Backpacking can seem overwhelming before your first trip, but it need not be. Follow these tips to plan the ultimate backpacking experience.
Photo By: NoirKitsune
Choose a Rough Area
Before you set off backpacking you’ll have to decide where you want to go. It’s best to pick a region as opposed to taking off on a round the world adventure. Not only will it be cheaper this way, but you’ll be able to get into and explore the region better if you make a focused effort on it. For example: choose Southeast Asia, or Southern Asia, or South America, or Central America, or North America, or Western Europe, or southern Africa. You get the idea! Choose a geographic area and get amongst that area. Plus, this way you don’t have to book expensive flights taking you from continent to continent, instead you can choose cheaper and more experiential overland travel options like buses, trains or ferries.

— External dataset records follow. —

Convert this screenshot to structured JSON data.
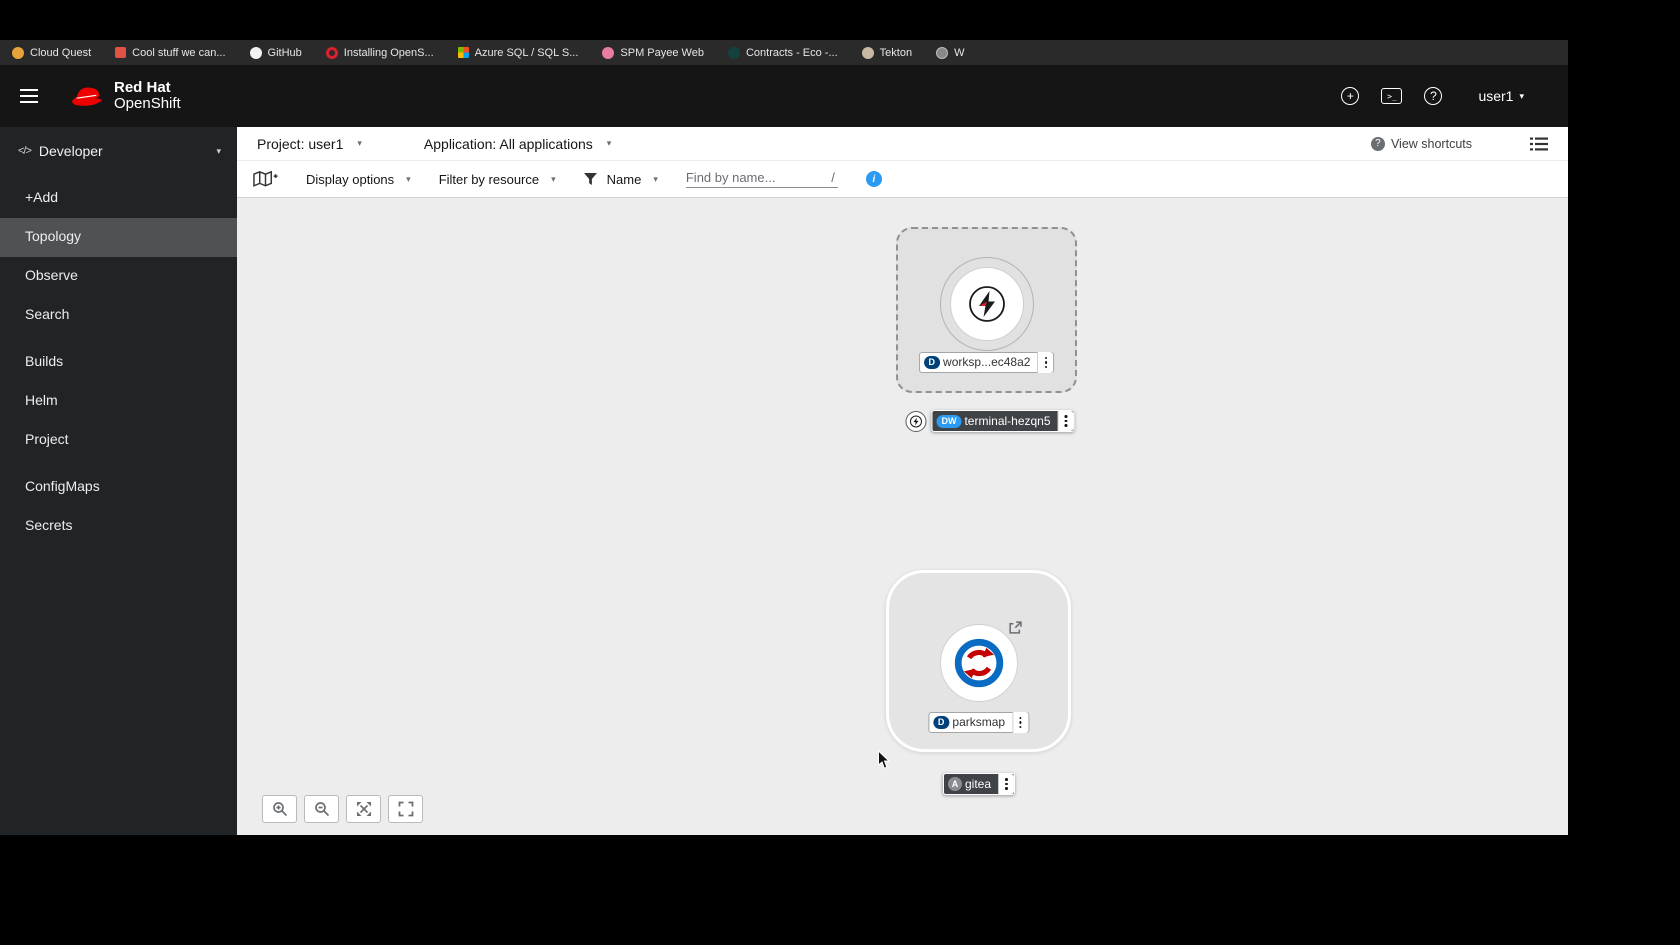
{
  "browser": {
    "bookmarks": [
      {
        "label": "Cloud Quest",
        "icon": "circle-yellow"
      },
      {
        "label": "Cool stuff we can...",
        "icon": "doc-red"
      },
      {
        "label": "GitHub",
        "icon": "github"
      },
      {
        "label": "Installing OpenS...",
        "icon": "openshift-ring"
      },
      {
        "label": "Azure SQL / SQL S...",
        "icon": "microsoft-grid"
      },
      {
        "label": "SPM Payee Web",
        "icon": "circle-pink"
      },
      {
        "label": "Contracts - Eco -...",
        "icon": "circle-dark"
      },
      {
        "label": "Tekton",
        "icon": "circle-tan"
      },
      {
        "label": "W",
        "icon": "globe"
      }
    ]
  },
  "masthead": {
    "brand_top": "Red Hat",
    "brand_bottom": "OpenShift",
    "username": "user1"
  },
  "sidebar": {
    "perspective": "Developer",
    "items": [
      {
        "label": "+Add"
      },
      {
        "label": "Topology"
      },
      {
        "label": "Observe"
      },
      {
        "label": "Search"
      },
      {
        "label": "Builds"
      },
      {
        "label": "Helm"
      },
      {
        "label": "Project"
      },
      {
        "label": "ConfigMaps"
      },
      {
        "label": "Secrets"
      }
    ]
  },
  "context_bar": {
    "project": "Project: user1",
    "application": "Application: All applications",
    "view_shortcuts": "View shortcuts"
  },
  "toolbar": {
    "display_options": "Display options",
    "filter_by_resource": "Filter by resource",
    "name_filter": "Name",
    "find_placeholder": "Find by name...",
    "shortcut": "/"
  },
  "topology": {
    "workspace": {
      "badge": "D",
      "label": "worksp...ec48a2"
    },
    "terminal": {
      "badge": "DW",
      "label": "terminal-hezqn5"
    },
    "parksmap": {
      "badge": "D",
      "label": "parksmap"
    },
    "gitea": {
      "badge": "A",
      "label": "gitea"
    }
  },
  "colors": {
    "brand_red": "#ee0000",
    "badge_navy": "#00417a",
    "badge_blue": "#2b9af3",
    "badge_gray": "#8a8d90",
    "info_blue": "#2b9af3",
    "parksmap_blue": "#0a6bc2",
    "parksmap_red": "#c40000"
  }
}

Plan to travel slow – don’t plan to visit a new place every second day because this is a sure fire way to spend all your time in transit and not actually really get to know a place. Just as there’s more to Paris than the Eiffel Tower and you need to spent time in a place to see the hidden sights.
Don’t Book Transport in Advance
Book your flight in, obviously, and book major flight points if you think prices will go up or if a flight is required around a major event (like a local festival or Christmas) but other than that go with a flow and book transport as it plays out where you want to be when. It’s often hard to know exactly how long you want to spend where until you get there so try to book transport as you go. People in your hostel and other travelers can give you good tips on the best local transport options to take – it’ll be much easier to coordinate than researching online from back home where you’ll find plenty of out of date or incorrect information.
Don’t Book Accommodation in Advance
As with transport try to book accommodation on the run. So, for example, book your accommodation for your next stop when you know when you want to leave your current spot. Also, if you’re going to a nearby spot then often people in the hostel will be able to give you good tips on where to stay. Leaving things to the relative last minute means that you are agile. Love a spot? You can stay longer. Hate a spot and you can leave earlier. If your transport and accommodation aren’t all booked in ahead then you remain flexible.
If you plan on being somewhere for a major event then you should definitely book ahead though because accommodation can fill up and become extremely expensive.
Read Guide Books, Then Put Them Down
Guide books are fine. They’re not the devil that some hipster backpackers might have you believe. They’re great so you can orientate around a place, know a bit of the history and get a glimpse of what the main sights are. But once you have an overview, you should put your guide book down and learn for yourself and actually talk to locals and other travelers about what the best things to see and do are. This advice is particularly relevant when it comes to guide books advocating where to sleep and eat. Things change and the best place to eat in a given city now is likely different to what it was 4 years ago. Plus, some of the best local haunts don’t make it into guidebooks. You don’t want to have your head down in a guidebook instead of experiencing a place that’s right there in front of you.
Chat to Others on the Road
Other travelers are a great source of information. If you’ve just met someone in a hostel who’s just come from the place where you’re going, they will have a wealth of advice on what to see and do. Chat to the people staying in and working at your hostel. They’ll have more up to date information than your guide book! Plus, this is great way to meet potential travel buddies as well.
Go With the Flow
So you might have a rough idea about what you want to do on your backpacking trip. Like: I want to visit these 7 countries in Southeast Asia. Often you’ll need to incorporate this type of planning for visa requirements anyway. But that doesn’t mean you need to also know exactly what villages and islands you’ll visit in each country. Have a rough plan, then go with the flow. You’re bound to meet someone who says we’re going to X cool place tomorrow, wanna come? If you have everything planned out you won’t have the built-in flexibility to say yes to potentially amazing experiences. It’s hard to know what cool things will crop up while sitting on your couch back home, so leave some space for flexibility so you can say Yes! to things.
Plan for Longer Stays
You might think at first: Oh I’ll spend 5 days in Koh Tao (Thailand), but then realize you want to do a Scuba diving course so you’ll need to stay a few weeks. If you factor in some longer stays in some places then you’ll be able to say Yes to great opportunities, and you won’t be stressed that this throws your plan out of whack. Consider that you find a yoga or mediation course in India you’d love to do, or you decide to learn to snowboard in Canada, or you’re inspired by a 10 day trek in the Andes. If you’ve planned for some longer stays then you can do this type of thing that just crops up but you’d never imagined before you’d left off.
In essence planning the ultimate backpacking experience is about planning for the unexpected. The beauty of backpacking is that while you can set your compass, you never know where you’ll end up!